Maybe so. But another way of looking at Mullan’s frantic activity was with considerable apprehension. The way he was playing -- to take but one example, but a pretty frightening one, his awful foul on Guillermo Barros Schelotto in the playoffs against Columbus -- strongly suggested that trouble was brewing.

I would find it difficult to believe that anyone was actually surprised that Mullan had climaxed his hyperactive style by committing a dreadful foul.

Colorado coach Gary Smith can no doubt tell us why Mullan has been allowed to continue playing in such a reckless way.

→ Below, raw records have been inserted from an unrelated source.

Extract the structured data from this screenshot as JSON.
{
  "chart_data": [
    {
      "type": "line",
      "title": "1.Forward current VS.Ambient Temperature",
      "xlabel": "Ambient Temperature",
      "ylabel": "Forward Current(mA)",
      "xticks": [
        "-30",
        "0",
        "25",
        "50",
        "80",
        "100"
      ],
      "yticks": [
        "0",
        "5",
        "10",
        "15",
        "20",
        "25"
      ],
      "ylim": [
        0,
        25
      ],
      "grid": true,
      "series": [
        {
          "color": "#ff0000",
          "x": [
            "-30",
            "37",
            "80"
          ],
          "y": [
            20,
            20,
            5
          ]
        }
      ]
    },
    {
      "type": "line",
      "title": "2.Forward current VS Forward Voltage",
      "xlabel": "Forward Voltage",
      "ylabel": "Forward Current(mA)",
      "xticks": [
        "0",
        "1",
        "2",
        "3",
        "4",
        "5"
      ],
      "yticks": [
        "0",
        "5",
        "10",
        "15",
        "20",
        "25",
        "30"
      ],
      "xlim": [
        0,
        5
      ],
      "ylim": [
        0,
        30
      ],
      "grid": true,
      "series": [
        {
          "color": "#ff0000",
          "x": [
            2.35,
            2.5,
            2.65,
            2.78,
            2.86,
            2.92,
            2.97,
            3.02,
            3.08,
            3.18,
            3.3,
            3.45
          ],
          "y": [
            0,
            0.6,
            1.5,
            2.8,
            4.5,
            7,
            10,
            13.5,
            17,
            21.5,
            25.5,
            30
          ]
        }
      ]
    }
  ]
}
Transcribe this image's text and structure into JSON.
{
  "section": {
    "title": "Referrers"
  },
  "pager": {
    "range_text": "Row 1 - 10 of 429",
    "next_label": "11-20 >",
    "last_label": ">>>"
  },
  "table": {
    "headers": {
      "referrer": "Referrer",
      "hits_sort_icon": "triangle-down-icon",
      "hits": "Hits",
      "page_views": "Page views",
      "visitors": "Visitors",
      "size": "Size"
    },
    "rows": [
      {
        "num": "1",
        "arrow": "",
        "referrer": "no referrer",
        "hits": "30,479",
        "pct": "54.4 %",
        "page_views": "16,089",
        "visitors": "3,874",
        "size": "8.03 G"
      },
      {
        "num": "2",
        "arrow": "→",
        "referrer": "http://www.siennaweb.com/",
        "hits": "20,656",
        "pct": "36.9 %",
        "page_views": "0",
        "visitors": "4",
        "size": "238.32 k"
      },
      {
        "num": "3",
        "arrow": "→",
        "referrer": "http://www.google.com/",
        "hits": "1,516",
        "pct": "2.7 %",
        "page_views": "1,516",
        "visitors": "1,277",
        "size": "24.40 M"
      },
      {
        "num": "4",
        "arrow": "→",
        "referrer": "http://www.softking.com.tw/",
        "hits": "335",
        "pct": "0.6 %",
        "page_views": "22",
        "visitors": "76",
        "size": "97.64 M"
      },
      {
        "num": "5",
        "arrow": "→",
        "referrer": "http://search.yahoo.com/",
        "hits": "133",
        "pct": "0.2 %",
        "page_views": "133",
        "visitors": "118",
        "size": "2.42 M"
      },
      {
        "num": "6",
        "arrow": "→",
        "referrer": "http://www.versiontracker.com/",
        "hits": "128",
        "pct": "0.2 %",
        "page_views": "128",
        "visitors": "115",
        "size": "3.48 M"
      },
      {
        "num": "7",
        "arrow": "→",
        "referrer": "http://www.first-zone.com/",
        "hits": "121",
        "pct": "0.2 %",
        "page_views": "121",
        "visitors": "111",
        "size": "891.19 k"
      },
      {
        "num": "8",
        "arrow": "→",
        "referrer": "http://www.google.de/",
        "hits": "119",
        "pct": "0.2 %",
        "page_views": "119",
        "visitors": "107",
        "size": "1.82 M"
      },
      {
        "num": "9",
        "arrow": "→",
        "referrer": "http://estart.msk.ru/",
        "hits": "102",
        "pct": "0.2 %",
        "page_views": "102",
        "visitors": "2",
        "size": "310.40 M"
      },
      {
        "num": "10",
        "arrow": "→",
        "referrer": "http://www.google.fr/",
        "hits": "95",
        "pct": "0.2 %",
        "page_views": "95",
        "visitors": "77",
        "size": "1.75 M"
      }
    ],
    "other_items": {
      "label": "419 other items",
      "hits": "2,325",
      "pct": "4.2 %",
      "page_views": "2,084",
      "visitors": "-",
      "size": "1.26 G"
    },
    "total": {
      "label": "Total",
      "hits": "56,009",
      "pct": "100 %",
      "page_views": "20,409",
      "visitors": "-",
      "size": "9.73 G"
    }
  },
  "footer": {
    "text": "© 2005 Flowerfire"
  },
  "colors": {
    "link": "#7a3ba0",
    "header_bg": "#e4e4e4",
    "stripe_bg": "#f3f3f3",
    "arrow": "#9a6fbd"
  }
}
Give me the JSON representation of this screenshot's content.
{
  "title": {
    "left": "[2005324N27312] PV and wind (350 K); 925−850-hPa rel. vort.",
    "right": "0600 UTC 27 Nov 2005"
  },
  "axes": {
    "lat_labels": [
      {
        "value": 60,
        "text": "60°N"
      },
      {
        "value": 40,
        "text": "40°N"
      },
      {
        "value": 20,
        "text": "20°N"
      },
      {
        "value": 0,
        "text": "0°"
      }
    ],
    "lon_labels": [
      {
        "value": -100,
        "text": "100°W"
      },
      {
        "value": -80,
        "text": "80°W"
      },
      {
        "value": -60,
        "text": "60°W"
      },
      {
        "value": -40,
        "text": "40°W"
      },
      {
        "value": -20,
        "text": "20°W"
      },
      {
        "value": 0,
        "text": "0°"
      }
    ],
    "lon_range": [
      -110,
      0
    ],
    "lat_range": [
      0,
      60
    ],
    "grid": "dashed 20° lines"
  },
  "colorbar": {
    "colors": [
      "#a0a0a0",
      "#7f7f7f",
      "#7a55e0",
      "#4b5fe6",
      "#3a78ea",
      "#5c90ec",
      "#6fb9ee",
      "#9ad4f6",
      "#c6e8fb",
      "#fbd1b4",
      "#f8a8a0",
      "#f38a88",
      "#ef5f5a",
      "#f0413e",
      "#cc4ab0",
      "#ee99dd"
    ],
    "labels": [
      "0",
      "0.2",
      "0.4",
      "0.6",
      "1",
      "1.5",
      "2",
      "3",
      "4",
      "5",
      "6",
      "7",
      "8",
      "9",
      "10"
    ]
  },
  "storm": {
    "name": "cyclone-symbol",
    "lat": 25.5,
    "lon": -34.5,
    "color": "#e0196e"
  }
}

Then again, do we really need to ask that of a coach who has, in his midfield -- in addition to Mullan -- Jeff Larentowicz, Jamie Smith and Pablo Mastroeni?

It comes down to just that, a matter of style, or a lack of it. How ironic -- not to mention farcical -- it is to recall that when Smith took over at the Rapids in 2008 he told us that it was his aim to have the team playing like Arsenal. Instead, we’ve had a team where aggression takes the place of style, a team that its own players openly laud as being “blue collar” -- something diametrically opposite to what Arsenal represent.

I do believe that coaches should share responsibility for their own players’ conduct. They do, after all, get plenty of criticism when their tactics go wrong, and they get plenty of praise when they get things right. There is not much doubt, then, that the modern coach is viewed as having a great deal of influence on the way that his team plays and on the way that his players conduct themselves.

At this point, we run into the same obfuscation that surrounds a player who commits a dangerous foul: that of intent. The players will heatedly deny that they intended to hurt anyone -- and we should assume that they are telling the truth. But the accusation is not of malicious intent, it is of recklessness.

Similarly with the coaches, we should believe their denials that they ever send their players out to kick opponents. But, again, that is not the accusation. The charge here is that a physical style of play has been chosen, and that physical players have been recruited to put it onto practice. Beyond that, it is probably inevitable that physical players who have been enlisted to be physical will, at some point -- even without having to be actively encouraged -- become overly physical. From which the virtual certainty of injuries arises.

But the proponents of the physical game never feel any responsibility for the mayhem they may create. Another of Smith’s highly physical players is Tyrone Marshall. He has pronounced what happened to Zakuani as a freak accident. This ridiculous verdict comes from a player who, when he was with the Los Angeles Galaxy back in 2007, produced his own “freak accident” -- a tackle that broke the leg of Dallas forward Kenny Cooper.

When a coach, like Colorado’s Smith, decides to play a physical game, he needs to take into consideration the likelihood of physical play becoming dangerous play, and to take steps to ensure that his players don’t overstep the mark. In Mullan’s case it seems pretty clear that Smith did not do this.

His defense of Mullan is frankly pathetic, praising him as “very committed” and then rolling out the tired and irrelevant “he didn’t intend to hurt Zakuani” line. One might wonder -- has Smith looked at the replays? Or has he heard Mullan blandly stating that he’ll probably make this sort of tackle again?

When teams playing physically cause injuries, the coach, as the mentor, must share the responsibility. While I do not think Mullan’s 10-game suspension was harsh enough, I also believe that it is quite wrong for him to be the only one to be punished, because Gary Smith should have been alongside him in the dock.